Connecting the Dots for a Happier Workforce: A Q&A with Office App

CEO Thijs van der Burgt reveals the key advantages for getting ahead in the PropTech market

The Neue Industry
Published in
5 min readNov 12, 2019


Picture an office.

You’re probably imagining a room filled with desks. Some rolling chairs assigned to each. Maybe nice, big windows — if you’re lucky.

But what about an app that connects and automates most everything during your workday — from automating parking in the morning, to ordering food at lunch, to sending out a reminder notification for your post-work drink meeting?

Most of us use apps on a daily basis, but they still aren’t part of our initial thoughts about the workplace.

Office App from Amsterdam is out to change this, but not just so we can have better mental associations with the word “office.” There’s a real problem to be solved, and that’s the happiness of employees and building tenants.

Could an app that connects, engages and serves offices and buildings be the key to creating the happiest workforce the world has ever known? Co-founder and CEO Thijs van der Burgt believes so. Find out why in this Q&A.

Tell us a bit about the backstory of Office App. How did things come together?

When I started, I was doing a freelance assignment at Philips — the lighting company. I had never worked in a larger office building before, so that was my first time in that scenario. What I did have is a lot of experience with technology and how it can help create different experiences for people.

I entered an office building and saw that there was a very poor experience for people working there; from a technology perspective, there were a lot of different systems that people were using.

I saw an opportunity in the ever-changing technology available to us, and also because more and more systems provide APIs that enable connection to other systems.

So this sparked the initial idea.

Yes. We started looking at larger landlords to see if they were interested, and they were. We found a partner, WTC Schiphol, near the Amsterdam airport. They wanted to build a product with us to integrate into systems that they use on a daily basis, and on the frontend, provide a very accessible system that is easy to use for people working there.

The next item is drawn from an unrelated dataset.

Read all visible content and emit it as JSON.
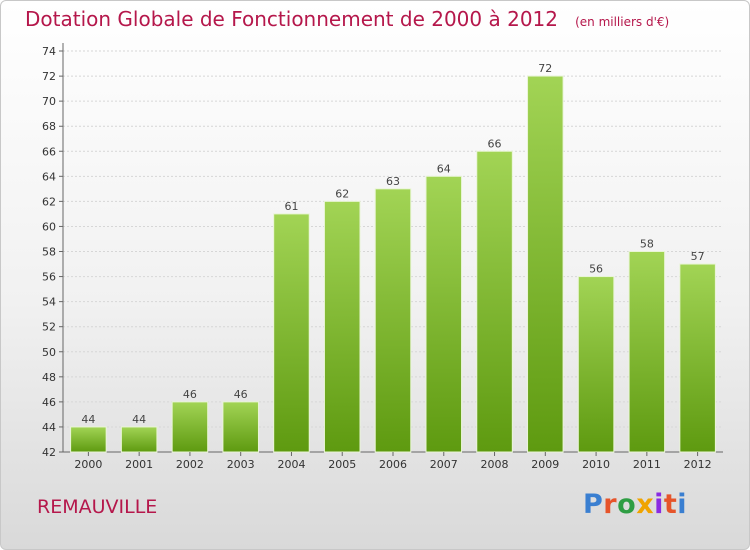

This had a main focus on everything related to facility, community and services. With facilities, you can think of booking a room, reporting a problem, getting access to a parking space.

With the community aspect, it’s much softer and focused on the main question: how can we build community and make people feel more connected to our office building? Providing a community and making sure it’s thriving — that is what enables connection.

The last thing is on a services side. As a consumer, you’re getting used to ordering food or a taxi through an application. In an office building, those systems are not there. So we either integrate or provide that functionality from our backend.

We started the company about 4.5 years ago and are currently live in 12 different countries, all in Europe. We’re gradually expanding in those countries with a main focus on making sure that the people in buildings are having a happier office life.

How have you watched the market change since you started? What has gotten easier and what is still challenging? I’d imagine there are some new challenges, too.

When I first started, there wasn’t anything called PropTech. What we see now is that by integrating with all these different systems, we not only provide a better experience for people, but also a higher building occupancy rate for landlords and even higher service levels. That means landlords can increase square meter pricing because it’s an attractive building to be in.

But what has changed is that more and more software companies that we integrate with started opening up their APIs. This enabled us to have a central place when it comes to data. We’re gradually adding more data points to our backend system. This gives us insights into how people are experiencing an office building, how people are using an office building and how — as a landlord or corporate — you’re able to improve the workplace.

There are also a lot of real estate decision-makers who see that technology is here to stay, and will drastically change the industry.

I’m not saying that people should be worried about their jobs, but that technology is going to be a central part of their daily work. There’s going to be a lot of new business models for them, and ones that will be updated.

How do you win against competitors in this market?

I think there are two things: we focus on integration. It’s difficult to make sure that you optimize your backend system in a way that allows hundreds of integrations at the same time. Making sure that people, without any lag or bugs, are able to use the system — that’s one of the key things we’re very good at. On the other hand, it’s our execution. If the platform is not being used, it doesn’t have any value. For us, it’s key that people actually start to adopt our technology.

What is the role of a VC in allowing you to differentiate and reach these goals?

In the case of JOIN, we’re at a phase where we have to grow exponentially. We have to structure our business in a way where, instead of having three launches in a month, we have 30–100 launches per month. Our organization needs to complete the shift to being a very efficient and predictable process.

With the knowledge that a VC like JOIN has in scaling quickly, they can give us insight to make sure we do this in an efficient way instead of having to learn the hard way from mistakes.

We’ll of course make mistakes still, but it’s important to minimize them. This helps us grow faster.